In her address to the Dominican Symposium in 2007 held in Adrian Michigan, Ann Willits quoted Jamie Phelps, OP, who said “though it is common to speak of our living today in a global reality, all too often we do so with ‘eyes that see but not see and ears that hear but not hear.’¹ Many of us are inattentive to the life conditions, history culture, literature, art, and religious traditions of our brothers and sisters that live in Asia, central and southeastern Europe, Africa, and Latin America.
“A posture of hope challenges us to remember God’s presence and promise in other times of struggle and to be attentive to what new energy is emerging.” -Lorelle Elcock, OP
Not only are we blind to our global neighbors, we are often inattentive or indifferent to our own next door neighbor as well.
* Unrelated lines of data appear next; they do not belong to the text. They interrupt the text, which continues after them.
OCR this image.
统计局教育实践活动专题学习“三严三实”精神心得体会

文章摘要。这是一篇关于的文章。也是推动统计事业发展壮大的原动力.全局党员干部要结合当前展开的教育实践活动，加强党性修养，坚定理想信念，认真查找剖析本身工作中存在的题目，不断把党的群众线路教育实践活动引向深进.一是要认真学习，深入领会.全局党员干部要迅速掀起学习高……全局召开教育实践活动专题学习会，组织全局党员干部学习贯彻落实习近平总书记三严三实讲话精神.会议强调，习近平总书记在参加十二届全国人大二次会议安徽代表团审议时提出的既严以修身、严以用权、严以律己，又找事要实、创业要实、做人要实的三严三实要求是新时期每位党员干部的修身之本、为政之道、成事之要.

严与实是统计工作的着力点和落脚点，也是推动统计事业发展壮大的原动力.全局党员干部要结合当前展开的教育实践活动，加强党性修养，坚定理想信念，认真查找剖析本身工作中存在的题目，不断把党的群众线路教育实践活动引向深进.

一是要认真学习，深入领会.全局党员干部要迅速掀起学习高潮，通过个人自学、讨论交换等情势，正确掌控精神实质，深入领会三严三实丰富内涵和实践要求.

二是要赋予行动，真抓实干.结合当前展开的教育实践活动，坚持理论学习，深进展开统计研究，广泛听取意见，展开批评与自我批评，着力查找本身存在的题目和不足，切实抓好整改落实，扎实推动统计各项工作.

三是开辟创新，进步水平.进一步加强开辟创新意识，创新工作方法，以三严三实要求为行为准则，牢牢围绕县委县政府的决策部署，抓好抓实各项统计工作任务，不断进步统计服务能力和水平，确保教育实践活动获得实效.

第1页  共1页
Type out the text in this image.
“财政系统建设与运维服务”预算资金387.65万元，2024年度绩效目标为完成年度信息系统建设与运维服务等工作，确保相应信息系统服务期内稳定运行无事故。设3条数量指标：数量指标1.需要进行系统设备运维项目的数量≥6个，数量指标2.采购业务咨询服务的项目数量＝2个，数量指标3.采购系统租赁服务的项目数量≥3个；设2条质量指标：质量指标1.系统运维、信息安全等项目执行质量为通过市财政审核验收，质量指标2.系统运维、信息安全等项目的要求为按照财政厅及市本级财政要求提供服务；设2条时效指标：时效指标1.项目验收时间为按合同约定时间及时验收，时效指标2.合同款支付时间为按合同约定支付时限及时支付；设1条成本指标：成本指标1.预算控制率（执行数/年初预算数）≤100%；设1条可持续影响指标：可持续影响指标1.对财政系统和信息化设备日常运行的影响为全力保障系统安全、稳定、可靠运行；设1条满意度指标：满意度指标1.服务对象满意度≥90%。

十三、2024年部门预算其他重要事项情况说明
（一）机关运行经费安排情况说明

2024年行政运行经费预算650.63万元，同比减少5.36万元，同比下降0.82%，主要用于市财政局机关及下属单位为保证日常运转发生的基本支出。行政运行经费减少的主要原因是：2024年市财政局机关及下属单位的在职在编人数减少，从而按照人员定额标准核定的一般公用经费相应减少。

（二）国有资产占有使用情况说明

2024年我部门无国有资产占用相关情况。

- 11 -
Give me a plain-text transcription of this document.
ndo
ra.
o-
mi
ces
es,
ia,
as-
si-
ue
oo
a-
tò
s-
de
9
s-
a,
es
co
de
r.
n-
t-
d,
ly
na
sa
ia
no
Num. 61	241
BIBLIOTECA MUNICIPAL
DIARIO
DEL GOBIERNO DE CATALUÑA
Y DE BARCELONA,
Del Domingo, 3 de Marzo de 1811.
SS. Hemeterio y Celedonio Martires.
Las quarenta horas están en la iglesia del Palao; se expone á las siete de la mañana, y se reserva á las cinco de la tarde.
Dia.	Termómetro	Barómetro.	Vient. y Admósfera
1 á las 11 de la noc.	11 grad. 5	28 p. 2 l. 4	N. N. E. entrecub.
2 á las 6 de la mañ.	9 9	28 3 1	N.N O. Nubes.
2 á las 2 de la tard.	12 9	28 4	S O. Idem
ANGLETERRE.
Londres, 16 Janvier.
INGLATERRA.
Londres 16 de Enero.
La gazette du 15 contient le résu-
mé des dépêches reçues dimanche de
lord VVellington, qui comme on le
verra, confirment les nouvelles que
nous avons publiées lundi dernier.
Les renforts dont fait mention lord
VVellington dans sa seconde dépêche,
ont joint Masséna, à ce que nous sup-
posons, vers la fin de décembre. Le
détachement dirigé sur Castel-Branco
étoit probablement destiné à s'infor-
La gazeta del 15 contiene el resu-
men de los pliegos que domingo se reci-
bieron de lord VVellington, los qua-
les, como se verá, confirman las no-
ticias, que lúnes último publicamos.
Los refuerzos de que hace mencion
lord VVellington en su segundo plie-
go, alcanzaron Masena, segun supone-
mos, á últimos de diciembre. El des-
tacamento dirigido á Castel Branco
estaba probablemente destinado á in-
Native-born African, Hispanic, Asian, and Native Americans who are citizens of the United Sates, along with recent immigrants, often remain a mystery to the European American majority as well as to one another. Until the struggle of oppressed groups in this country and beyond becomes the struggle of us all, we will continue to live in contradiction to Jesus’ call for a universal communion of divine love made possible by God’s indwelling Spirit.”
Ann Willits suggests that, if we are to be today what our missionary brother Dominic was in his day, if we are to be today what our mystical sister Catherine was in her day, we must become God’s justice in our fractured, divided world. We must find a way out of the impasse. We must see that something is wrong; we must say so. But we must do it in a way that does not widen the gap, create deeper division, and rip apart what is already torn. We must always set out to right the wrongs, but we must not make more enemies in our pursuit of justice and peace. There is only on way. We must build a bridge.